Особое место в учении деда занимала Вера. Он втолковывал внуку, что казаки, воспитывая характерников в своем товариществе, следуют заповедям Божьим. И хотя, ляхи и их униатские священники – ксендзы считают их чаклунами, галтовниками, казаки – характерники, бьются за волю и веру своего народа. А само это слово происходит из древнеславянских слов «ха», что значит «добро», и «ра» – «свет», то есть характерство – это «Свет Добра» или «Сила для Добра».
Последнее испытание.
Василько уже прошел четыре обряда посвящения: «огненную реку», когда нужно было неспешным шагом и босыми ногами пройтись по раскаленным углям; «ясновидение», когда казачок с завязанными глазами должен дойти до родового дуба; «головоломку», когда старшие задают казачку каверзные вопросы с подвохом, на которые он должен дать верные ответы, и решающий обряд – венец науки, когда казачок должен был уйти от погони, скрыться в степи и, преодолев засидки и сторожи, добраться до родового дуба, прикоснувшись к его листве. Но дед приготовил для него еще и это, сегодняшнее, испытание. Что заключалось в дедовом слове – этого Василько не знал, но ничуть не боялся, а только голову сломал в догадках да раздумьях.
Они ехали долго, не останавливаясь. Солнце уже клонилось к закату, когда дед, наконец, остановил коня у края глубокого оврага, густо поросшего терновником. Из мрачного зева оврага тянуло сыростью и тленом.
– Тут и заночуем, – сказал дед, – это вот и есть, Волчий Лог.
Василько спрыгнул с коня и потянулся всем телом – до хруста в костях, разминая затекшие члены. Ему было немного страшновато около оврага с таким жутким названием, но он старался перебороть в себе страх.
– Диду, а вогнище запалим? – спросил Василько.
– Не будем мы палить. Я дажить люльку с собою не брал. Волк чует сторонний запах здалеку. Он не придет, коли запах вогнища почует. Все, сынку, лягай спать. Тоби тяжка ничь предстоит, а я покараулю, доки не заснешь.
Василько улегся на прогретую летним солнцем землю, подложив под щеку сложенные вместе ладошки, и мгновенно уснул, измученный дальней дорогой.
Проснулся Василько от леденящего душу звука, он проникал ему прямо в мозг, возвестив приближение, чего-то доселе, неведомого, пугающего, рвущего ужасом каждую жилу.
Мальчик резко привстал: ни деда, ни Орлика рядом не было. Правая рука Василька уперлась в какой-то сверток из холстины.

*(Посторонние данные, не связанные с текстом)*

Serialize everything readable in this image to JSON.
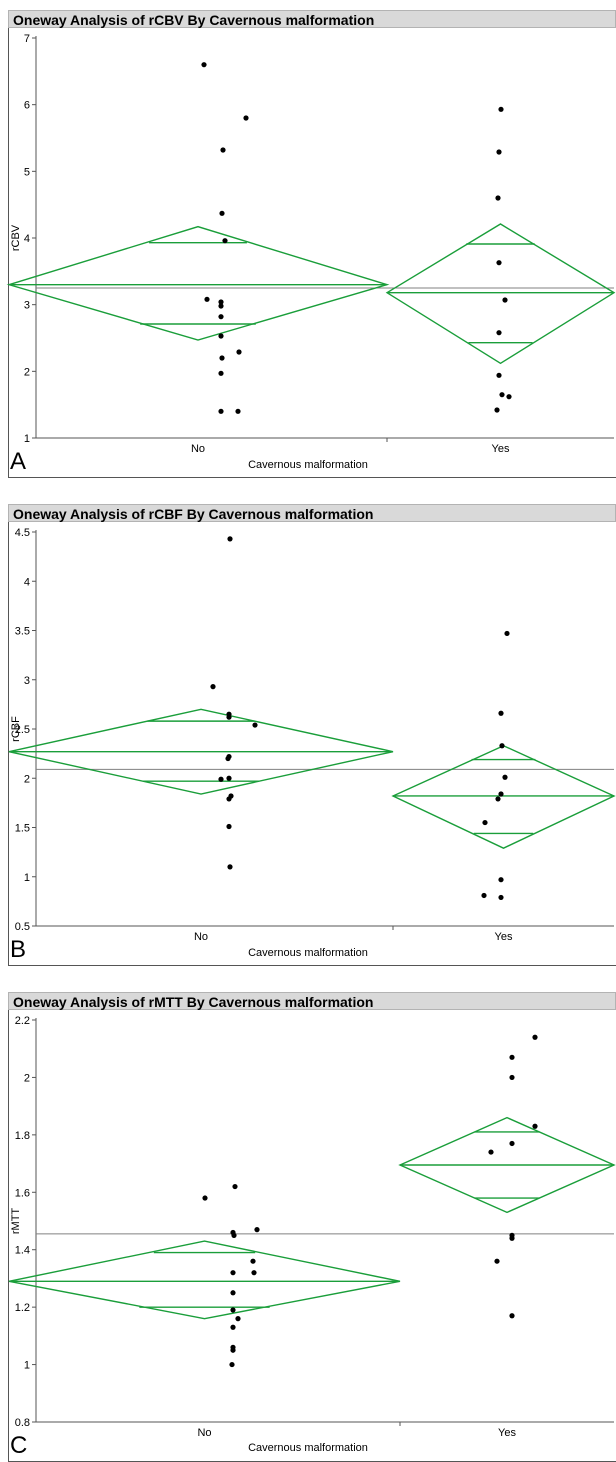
{
  "chart_data": [
    {
      "type": "scatter",
      "panel_letter": "A",
      "title": "Oneway Analysis of rCBV By Cavernous malformation",
      "xlabel": "Cavernous malformation",
      "ylabel": "rCBV",
      "categories": [
        "No",
        "Yes"
      ],
      "ylim": [
        1,
        7
      ],
      "yticks": [
        1,
        2,
        3,
        4,
        5,
        6,
        7
      ],
      "grand_mean": 3.25,
      "groups": [
        {
          "name": "No",
          "mean": 3.3,
          "ci": [
            2.47,
            4.17
          ],
          "overlap": [
            2.71,
            3.93
          ],
          "points": [
            6.6,
            5.8,
            5.32,
            4.37,
            3.96,
            3.08,
            3.04,
            2.98,
            2.82,
            2.53,
            2.29,
            2.2,
            1.97,
            1.4,
            1.4
          ]
        },
        {
          "name": "Yes",
          "mean": 3.18,
          "ci": [
            2.12,
            4.21
          ],
          "overlap": [
            2.43,
            3.91
          ],
          "points": [
            5.93,
            5.29,
            4.6,
            3.63,
            3.07,
            2.58,
            1.94,
            1.65,
            1.62,
            1.42
          ]
        }
      ]
    },
    {
      "type": "scatter",
      "panel_letter": "B",
      "title": "Oneway Analysis of rCBF By Cavernous malformation",
      "xlabel": "Cavernous malformation",
      "ylabel": "rCBF",
      "categories": [
        "No",
        "Yes"
      ],
      "ylim": [
        0.5,
        4.5
      ],
      "yticks": [
        0.5,
        1,
        1.5,
        2,
        2.5,
        3,
        3.5,
        4,
        4.5
      ],
      "grand_mean": 2.09,
      "groups": [
        {
          "name": "No",
          "mean": 2.27,
          "ci": [
            1.84,
            2.7
          ],
          "overlap": [
            1.97,
            2.58
          ],
          "points": [
            4.43,
            2.93,
            2.65,
            2.62,
            2.54,
            2.22,
            2.2,
            2.0,
            1.99,
            1.82,
            1.79,
            1.51,
            1.1
          ]
        },
        {
          "name": "Yes",
          "mean": 1.82,
          "ci": [
            1.29,
            2.33
          ],
          "overlap": [
            1.44,
            2.19
          ],
          "points": [
            3.47,
            2.66,
            2.33,
            2.01,
            1.84,
            1.79,
            1.55,
            0.97,
            0.81,
            0.79
          ]
        }
      ]
    },
    {
      "type": "scatter",
      "panel_letter": "C",
      "title": "Oneway Analysis of rMTT By Cavernous malformation",
      "xlabel": "Cavernous malformation",
      "ylabel": "rMTT",
      "categories": [
        "No",
        "Yes"
      ],
      "ylim": [
        0.8,
        2.2
      ],
      "yticks": [
        0.8,
        1,
        1.2,
        1.4,
        1.6,
        1.8,
        2,
        2.2
      ],
      "grand_mean": 1.455,
      "groups": [
        {
          "name": "No",
          "mean": 1.29,
          "ci": [
            1.16,
            1.43
          ],
          "overlap": [
            1.2,
            1.39
          ],
          "points": [
            1.62,
            1.58,
            1.47,
            1.46,
            1.45,
            1.36,
            1.32,
            1.32,
            1.25,
            1.19,
            1.16,
            1.13,
            1.06,
            1.05,
            1.0
          ]
        },
        {
          "name": "Yes",
          "mean": 1.695,
          "ci": [
            1.53,
            1.86
          ],
          "overlap": [
            1.58,
            1.81
          ],
          "points": [
            2.14,
            2.07,
            2.0,
            1.83,
            1.77,
            1.74,
            1.45,
            1.44,
            1.36,
            1.17
          ]
        }
      ]
    }
  ]
}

Он лихорадочно развернул его, и обнаружил в свертке нож в мягких кожаных пихвах и кремень с кресалом. «Как же так?! – подумал Василько. – Дед бросил меня здесь одного и даже не предупредил?!»
Вновь раздался этот душераздирающий звук. К нему присоединился еще один, еще, еще… Звуки доносились с противоположной стороны оврага, но вскоре стали приближаться к Василько. И вдруг мальчик понял, что это – волчий вой, изрыгаемый из десятка голодных волчьих глоток. Василько окаменел, не в силах пошевелиться. Ужас сковал его тело, лишив разума и воли. Он сидел, уперев руки в землю, бросив нож и кресало, ибо знал, что не помогут они ему в борьбе с волчьей стаей. Эта обреченность и это немыслимое состояние, когда ты оставлен один на один со смертельной опасностью, и тебе не поможет никто – заставили его обратить свой взор в небеса, чтобы исполнить последнюю молитву: «Господи, Иисусе Христе! Сыне Божий! Помилуй и спаси меня, грешного!».
И вдруг он увидел, как над Чумацким шляхом поднялся звездный ветер, расшвыривая звезды, как песчинки, и закручивая их в хоровод. Из земли, в которую крепко упирались его руки, вдруг стала вливаться в тело неимоверная сила, наполняя все естество мальчика спокойной и твердой уверенностью. Он почувствовал, как звездное небо и степь сливаются воедино в его теле, и эта связь длилась долго, очень долго. Пока в душе у Василько не проснулся волк.
Из-за пологого ската оврага вышли волки. Они шли медленно и осторожно, как будто сами боялись казачка. И Василько понял причину этого дикого, жуткого воя. Волки предчувствовали появление в степи нового казака и шли изъявить покорность ему, изливая свой страх в песне смерти.
Василько встал во весь рост, ожидая приближения стаи. И когда звери окружили его полукругом, вдруг высоко поднял голову в небо и… завыл. Это был победный вой. Это был гимн Господу, степи и небу, разуму и воле, добру и свету. Он понесся далеко по степи, всколыхнув ковыли! И их серебристо-голубые метелки, как сотни тысяч, миллионы казацких судеб волнами помчались к морю. И только восход солнца оборвал эту торжественную песнь казака, нового защитника степи.